When analyzing expected goals at the team level, it seems that limiting such sequences of shots to a maximum of 1.0 xG would be more representative of what we want from the statistic--that is, the expected number of goals scored over the course of a game or a season. So going forward we'll use a probability adjustment to cap any sequence of shots at 1.0 xG, if they are part of the same possession. The mathyness of that adjustment is at the bottom for especially interested readers, and it has already been implemented in the new interactive tables.
But first, what is a possession? The easiest way to categorize possessions algorithmically is too look at the time gap between shots. We decided that any shot within five seconds of the previous shot would be counted as the same possession. This could lead to strings of shots being part of the same possession even if the first and last shots are more than five seconds apart. For instance, shots at times 12:05, 12:09, and 12:13 would all fall under the same possession because each is within five seconds of the previous shot (besides the first, of course).
Why five seconds? Because of the plot below. I tested every gap between 1 and 30 seconds to see how much the sum total expected goals changed. Expected goals changed a lot between 0 and 5 seconds, and then settled down after that. The five-second gap captures the bulk of those shot sequences that we want to trim down to more logical xG totals.
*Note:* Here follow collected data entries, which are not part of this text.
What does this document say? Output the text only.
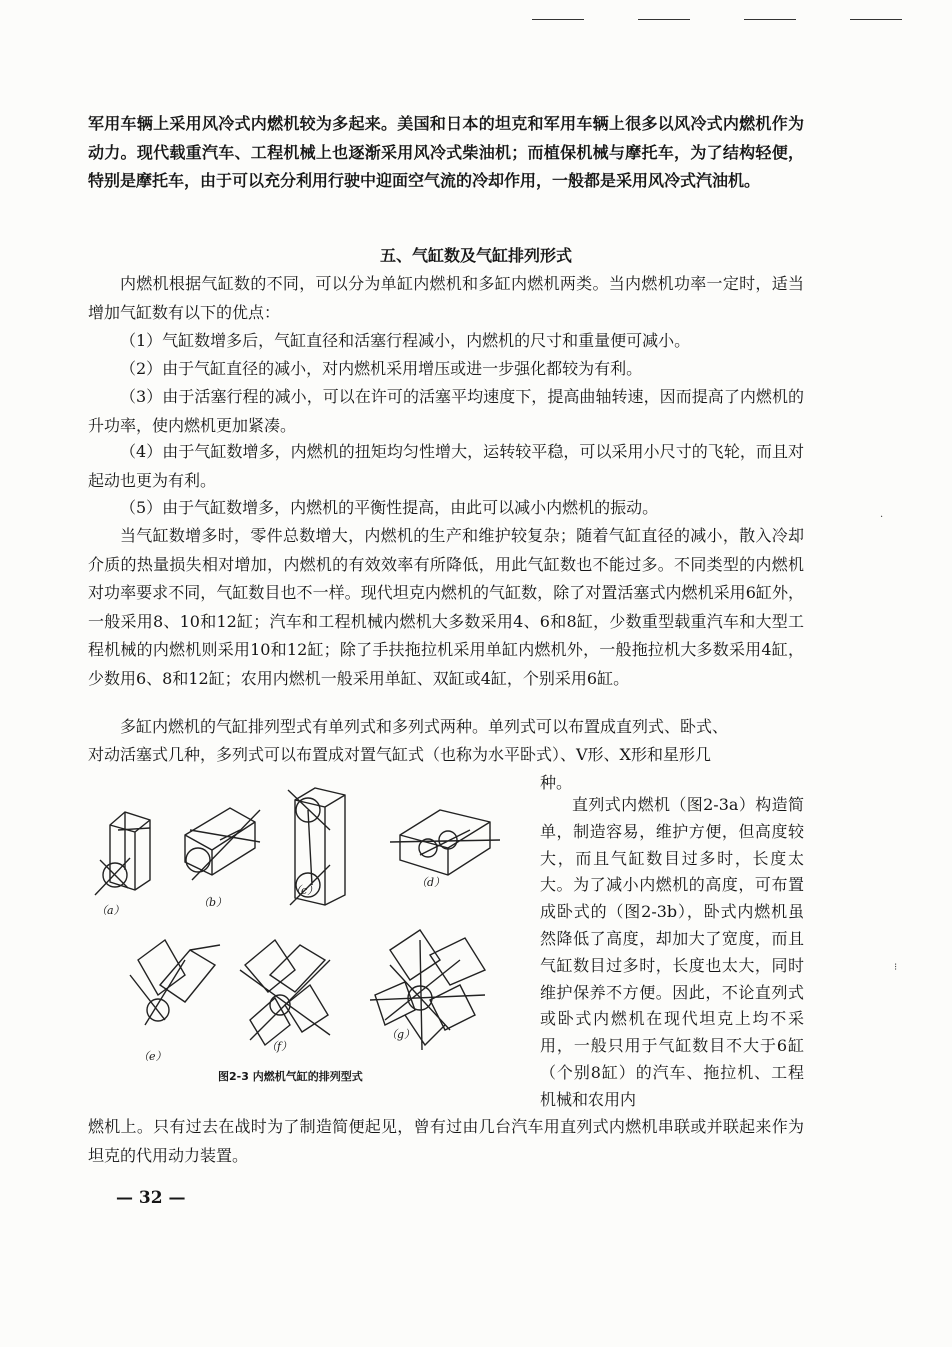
军用车辆上采用风冷式内燃机较为多起来。美国和日本的坦克和军用车辆上很多以风冷式内燃机作为动力。现代载重汽车、工程机械上也逐渐采用风冷式柴油机；而植保机械与摩托车，为了结构轻便，特别是摩托车，由于可以充分利用行驶中迎面空气流的冷却作用，一般都是采用风冷式汽油机。

五、气缸数及气缸排列形式

内燃机根据气缸数的不同，可以分为单缸内燃机和多缸内燃机两类。当内燃机功率一定时，适当增加气缸数有以下的优点：

（1）气缸数增多后，气缸直径和活塞行程减小，内燃机的尺寸和重量便可减小。

（2）由于气缸直径的减小，对内燃机采用增压或进一步强化都较为有利。

（3）由于活塞行程的减小，可以在许可的活塞平均速度下，提高曲轴转速，因而提高了内燃机的升功率，使内燃机更加紧凑。

（4）由于气缸数增多，内燃机的扭矩均匀性增大，运转较平稳，可以采用小尺寸的飞轮，而且对起动也更为有利。

（5）由于气缸数增多，内燃机的平衡性提高，由此可以减小内燃机的振动。

当气缸数增多时，零件总数增大，内燃机的生产和维护较复杂；随着气缸直径的减小，散入冷却介质的热量损失相对增加，内燃机的有效效率有所降低，用此气缸数也不能过多。不同类型的内燃机对功率要求不同，气缸数目也不一样。现代坦克内燃机的气缸数，除了对置活塞式内燃机采用6缸外，一般采用8、10和12缸；汽车和工程机械内燃机大多数采用4、6和8缸，少数重型载重汽车和大型工程机械的内燃机则采用10和12缸；除了手扶拖拉机采用单缸内燃机外，一般拖拉机大多数采用4缸，少数用6、8和12缸；农用内燃机一般采用单缸、双缸或4缸，个别采用6缸。

多缸内燃机的气缸排列型式有单列式和多列式两种。单列式可以布置成直列式、卧式、
对动活塞式几种，多列式可以布置成对置气缸式（也称为水平卧式）、V形、X形和星形几
种。
（a）
（b）
（c）
（d）
（e）
（f）
（g）
图2-3 内燃机气缸的排列型式

直列式内燃机（图2-3a）构造简单，制造容易，维护方便，但高度较大，而且气缸数目过多时，长度太大。为了减小内燃机的高度，可布置成卧式的（图2-3b），卧式内燃机虽然降低了高度，却加大了宽度，而且气缸数目过多时，长度也太大，同时维护保养不方便。因此，不论直列式或卧式内燃机在现代坦克上均不采用，一般只用于气缸数目不大于6缸（个别8缸）的汽车、拖拉机、工程机械和农用内

燃机上。只有过去在战时为了制造简便起见，曾有过由几台汽车用直列式内燃机串联或并联起来作为坦克的代用动力装置。

— 32 —
⁝
·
The probability method that we use was suggested at one point by Michael Caley (MC_of_A), though I could not find a specific citation. When multiple independent binary events occur, the probability of all of them happening is the product of their probabilities. Example: three shots are taken in sequence, each with a 50% chance to go in. The probability that a team would miss all of them is 0.5 x 0.5 x 0.5 = 0.125. Flip that probability around to 0.875, and those are the chances that at least one of those shots would score (ending the sequence in this hypothetical). So we'd cap the total expected goals for that sequence of shots at 0.875 by dividing by their original value (1.5) and multiplying by 0.875.